Project Home: http://www.clusterlabs.org
Getting started: http://www.clusterlabs.org/doc/Cluster_from_Scratch.pdf
Bugs: http://bugs.clusterlabs.org


Re: [Pacemaker] Ordered resource is not restarting after migration if it's already started on new host

2012-12-17 Thread Andrew Beekhof
On Tue, Dec 18, 2012 at 6:28 AM, Neal Peters nealppet...@gmail.com wrote:

 On Dec 16, 2012, at 7:29 PM, pacemaker-requ...@oss.clusterlabs.org wrote:

 Message: 5
 Date: Mon, 17 Dec 2012 14:23:15 +1100
 From: Andrew Beekhof and...@beekhof.net
 To: The Pacemaker cluster resource manager
 pacemaker@oss.clusterlabs.org
 Subject: Re: [Pacemaker] Ordered resource is not restarting after
 migration if it's already started on new host
 Message-ID:
 caedlwg35tfnghmm_fussxedryamss5owfxrdlg5ytcmj7yx...@mail.gmail.com
 Content-Type: text/plain; charset=ISO-8859-1


 On Sat, Dec 15, 2012 at 10:58 AM, Neal Peters nealppet...@gmail.com wrote:

 Hello-


 I'm running Pacemaker v. 1.1 (pacemaker-1.1.7-6.el6.x86_64) on CentOS 6.3
 and am observing behavior on my systems that differs from the behavior
 described in the manual.


 Basically, the desired behavior (and the behavior described in Pacemaker
 Explained Section 6.3.1) is that when a first resource in an ordered set
 is moved to a host where the then resource is already running, the then
 resource will be restarted.


 From Pacemaker Explained 6.3.1 Mandatory Ordering:

 -If the first resource is (re)started while the then resource is running,
 the then resource will be stopped and restarted.

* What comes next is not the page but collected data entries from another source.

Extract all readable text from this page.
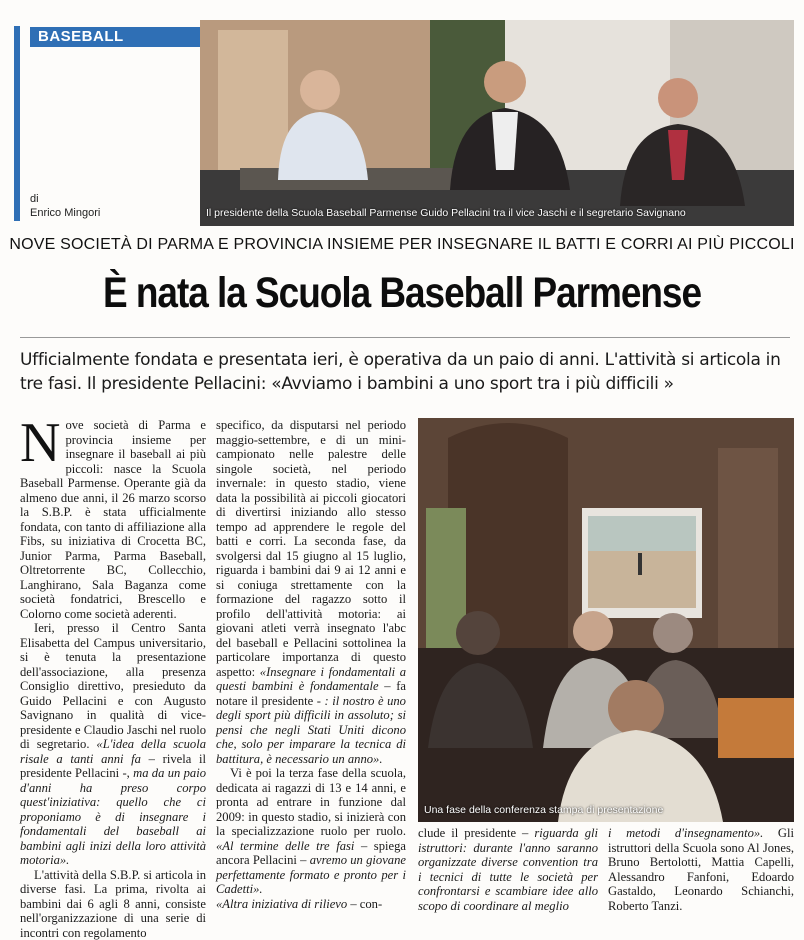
BASEBALL
di
Enrico Mingori	Il presidente della Scuola Baseball Parmense Guido Pellacini tra il vice Jaschi e il segretario Savignano
NOVE SOCIETÀ DI PARMA E PROVINCIA INSIEME PER INSEGNARE IL BATTI E CORRI AI PIÙ PICCOLI
È nata la Scuola Baseball Parmense
Ufficialmente fondata e presentata ieri, è operativa da un paio di anni. L'attività si articola in tre fasi. Il presidente Pellacini: «Avviamo i bambini a uno sport tra i più difficili »

Nove società di Parma e provincia insieme per insegnare il baseball ai più piccoli: nasce la Scuola Baseball Parmense. Operante già da almeno due anni, il 26 marzo scorso la S.B.P. è stata ufficialmente fondata, con tanto di affiliazione alla Fibs, su iniziativa di Crocetta BC, Junior Parma, Parma Baseball, Oltretorrente BC, Collecchio, Langhirano, Sala Baganza come società fondatrici, Brescello e Colorno come società aderenti.

Ieri, presso il Centro Santa Elisabetta del Campus universitario, si è tenuta la presentazione dell'associazione, alla presenza Consiglio direttivo, presieduto da Guido Pellacini e con Augusto Savignano in qualità di vice-presidente e Claudio Jaschi nel ruolo di segretario. «L'idea della scuola risale a tanti anni fa – rivela il presidente Pellacini -, ma da un paio d'anni ha preso corpo quest'iniziativa: quello che ci proponiamo è di insegnare i fondamentali del baseball ai bambini agli inizi della loro attività motoria».

L'attività della S.B.P. si articola in diverse fasi. La prima, rivolta ai bambini dai 6 agli 8 anni, consiste nell'organizzazione di una serie di incontri con regolamento

specifico, da disputarsi nel periodo maggio-settembre, e di un mini-campionato nelle palestre delle singole società, nel periodo invernale: in questo stadio, viene data la possibilità ai piccoli giocatori di divertirsi iniziando allo stesso tempo ad apprendere le regole del batti e corri. La seconda fase, da svolgersi dal 15 giugno al 15 luglio, riguarda i bambini dai 9 ai 12 anni e si coniuga strettamente con la formazione del ragazzo sotto il profilo dell'attività motoria: ai giovani atleti verrà insegnato l'abc del baseball e Pellacini sottolinea la particolare importanza di questo aspetto: «Insegnare i fondamentali a questi bambini è fondamentale – fa notare il presidente - : il nostro è uno degli sport più difficili in assoluto; si pensi che negli Stati Uniti dicono che, solo per imparare la tecnica di battitura, è necessario un anno».

Vi è poi la terza fase della scuola, dedicata ai ragazzi di 13 e 14 anni, e pronta ad entrare in funzione dal 2009: in questo stadio, si inizierà con la specializzazione ruolo per ruolo. «Al termine delle tre fasi – spiega ancora Pellacini – avremo un giovane perfettamente formato e pronto per i Cadetti».
«Altra iniziativa di rilievo – con-

Una fase della conferenza stampa di presentazione

clude il presidente – riguarda gli istruttori: durante l'anno saranno organizzate diverse convention tra i tecnici di tutte le società per confrontarsi e scambiare idee allo scopo di coordinare al meglio

i metodi d'insegnamento». Gli istruttori della Scuola sono Al Jones, Bruno Bertolotti, Mattia Capelli, Alessandro Fanfoni, Edoardo Gastaldo, Leonardo Schianchi, Roberto Tanzi.
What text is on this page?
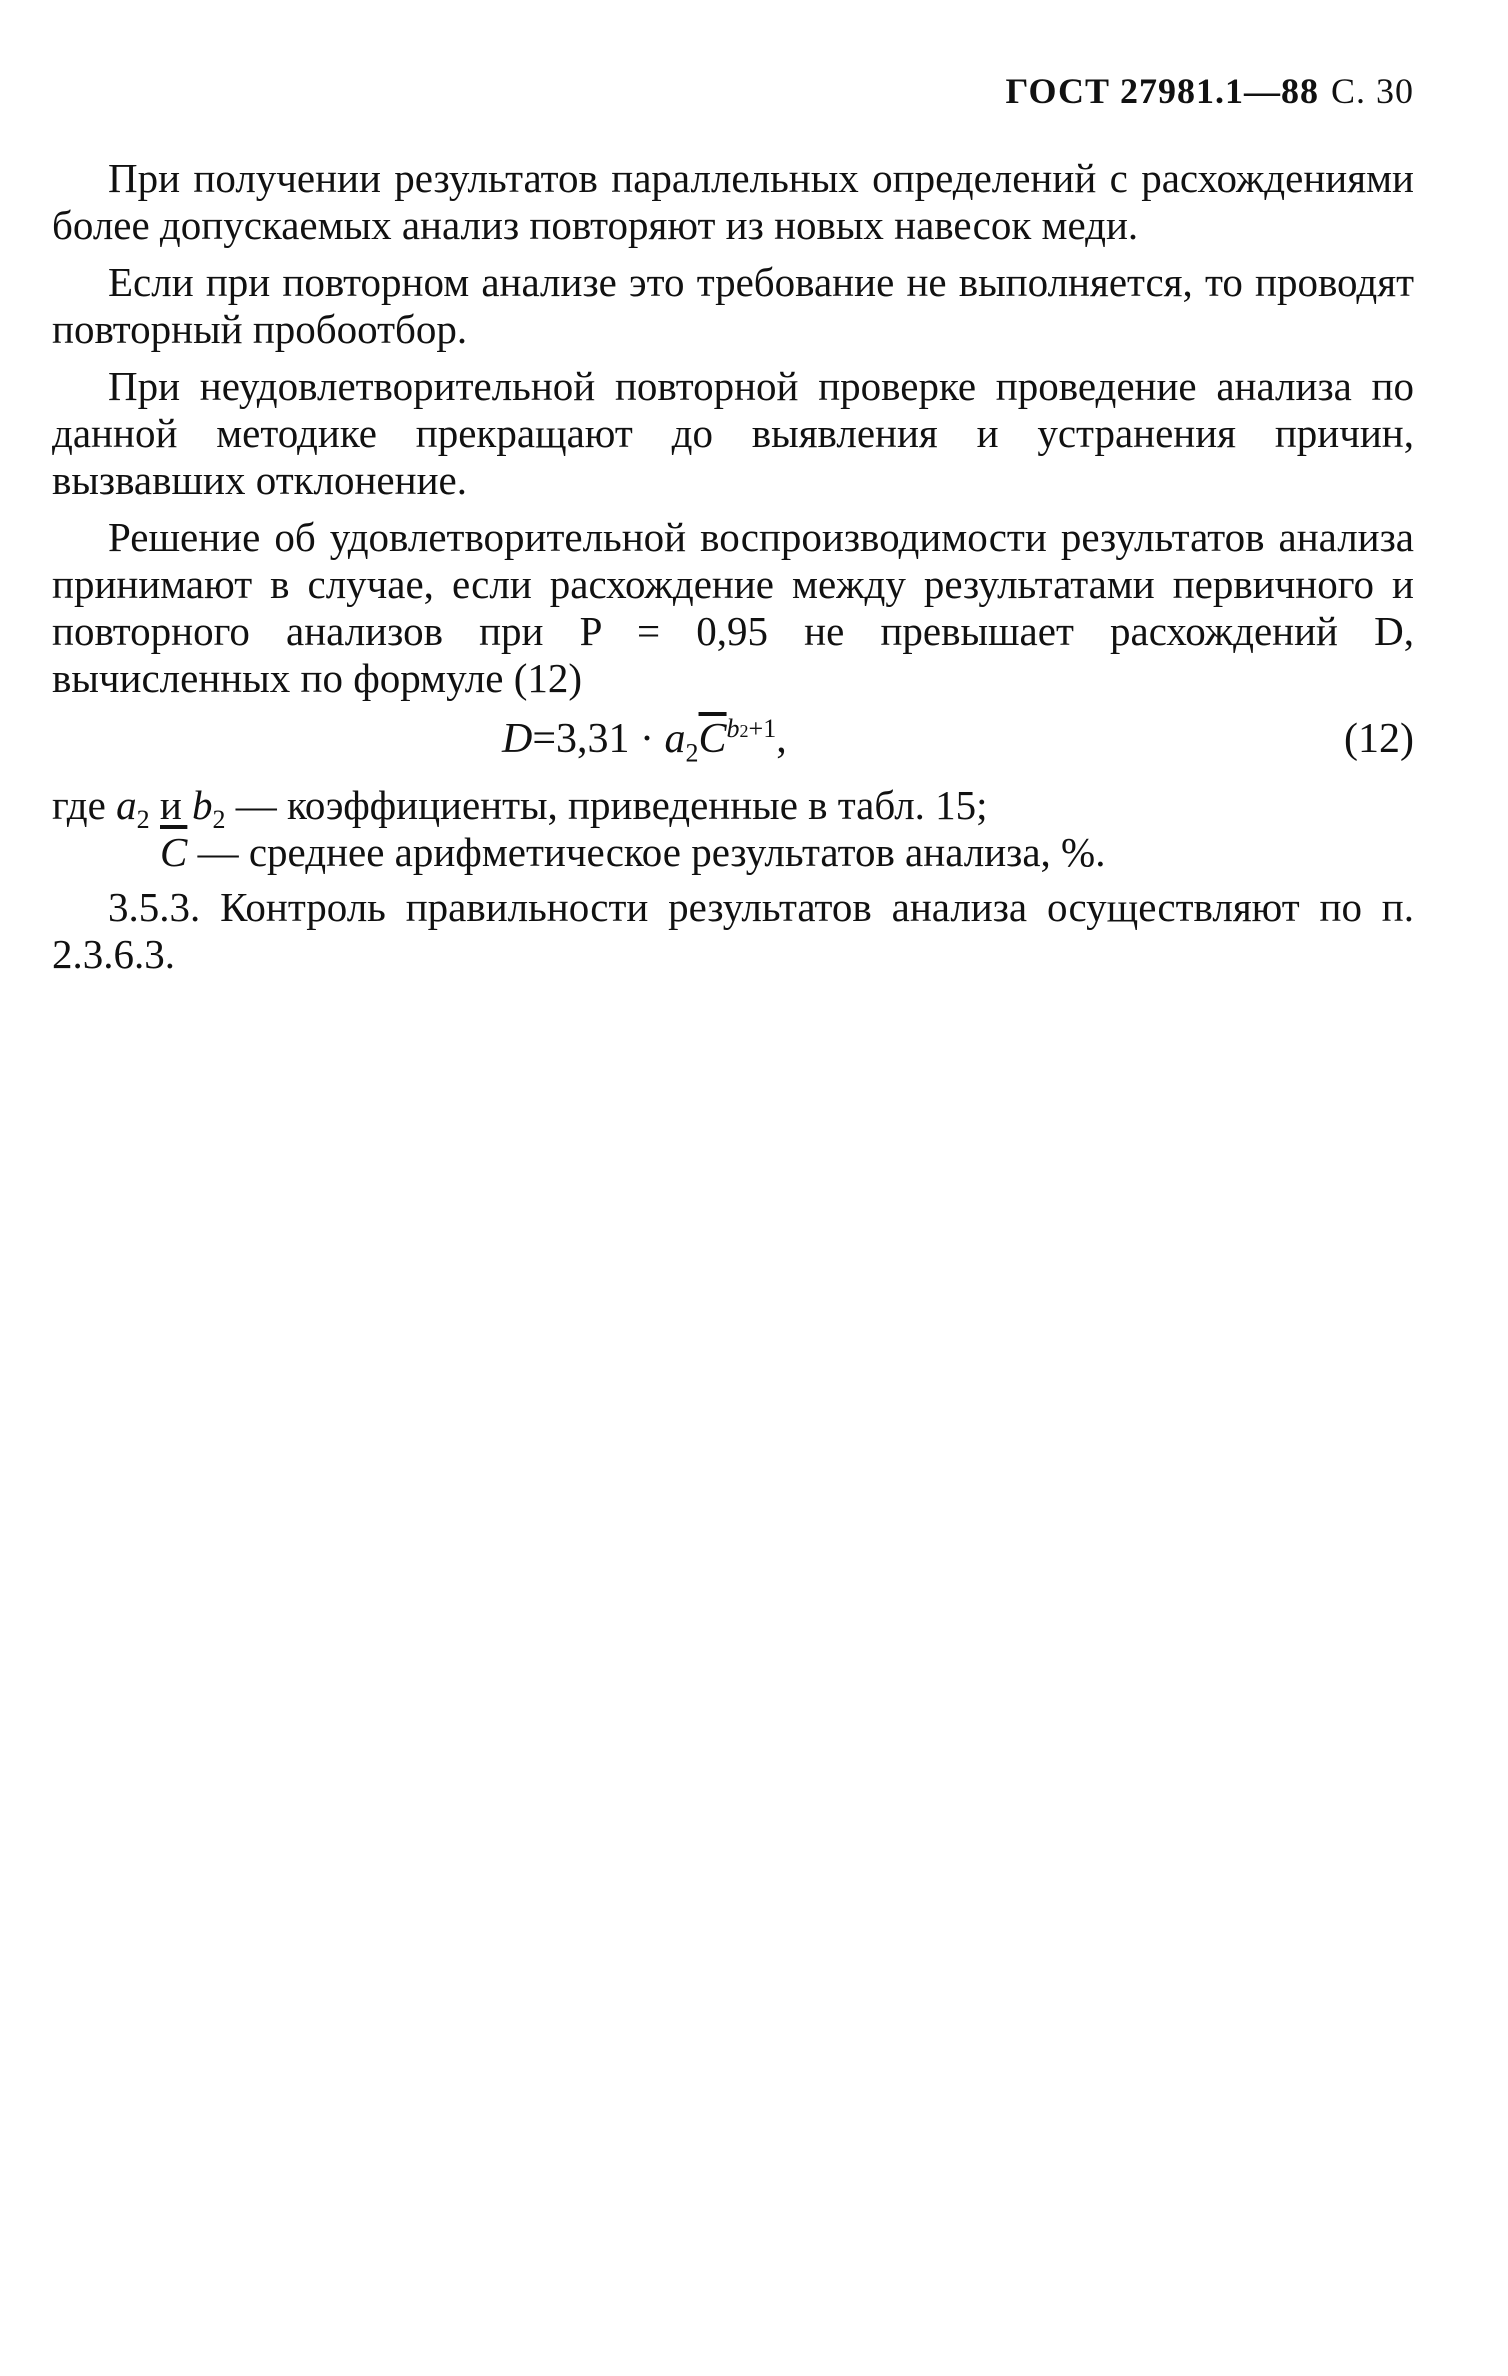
ГОСТ 27981.1—88 С. 30

При получении результатов параллельных определений с расхождениями более допускаемых анализ повторяют из новых навесок меди.

Если при повторном анализе это требование не выполняется, то проводят повторный пробоотбор.

При неудовлетворительной повторной проверке проведение анализа по данной методике прекращают до выявления и устранения причин, вызвавших отклонение.

Решение об удовлетворительной воспроизводимости результатов анализа принимают в случае, если расхождение между результатами первичного и повторного анализов при P = 0,95 не превышает расхождений D, вычисленных по формуле (12)

$D=3,31 \cdot a_2\overline{C}^{b2+1}$,	(12)

где $a_2$ и $b_2$ — коэффициенты, приведенные в табл. 15;

$\overline{C}$ — среднее арифметическое результатов анализа, %.

3.5.3. Контроль правильности результатов анализа осуществляют по п. 2.3.6.3.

 I am not seeing this behavior however.  I am seeing that the then resource
 is left running.



 I have 2 servers running a fairly basic setup that is fairly close to the
 one described in the Clusters from Scratch document. Config follows:


 node host2

 node host1

 primitive ClusterIP ocf:heartbeat:IPaddr2 \

params ip=192.168.0.225 cidr_netmask=32 \

op monitor interval=1s \

meta target-role=Started

 primitive DNSserver lsb:named \

op monitor interval=1s

 colocation ip-with-DNSserver inf: DNSserver ClusterIP

 order DNS-server-after-ip inf: ClusterIP DNSserver

 property $id=cib-bootstrap-options \

dc-version=1.1.7-6.el6-148fccfd5985c5590cc601123c6c16e966b85d14 \

cluster-infrastructure=openais \

expected-quorum-votes=2 \

stonith-enabled=false \

no-quorum-policy=ignore \

last-lrm-refresh=1355268791

 rsc_defaults $id=rsc-options \

resource-stickiness=102


 When the DNSserver resource is migrated from one node to the other and named
 is already started on the other node (for whatever reason), named is not
 restarted


 1) Ordering constraints are behaving as expected, DNSserver is started
 after ClusterIP
 2) Starting something (DNSserver) that is already started is a no-op
 3) Don't start cluster services outside of the cluster

 3 is the root problem in your case


 Thank you for your prompt reply.  It sounds as though Pacemaker is operating
 in the way that you expect in this situation.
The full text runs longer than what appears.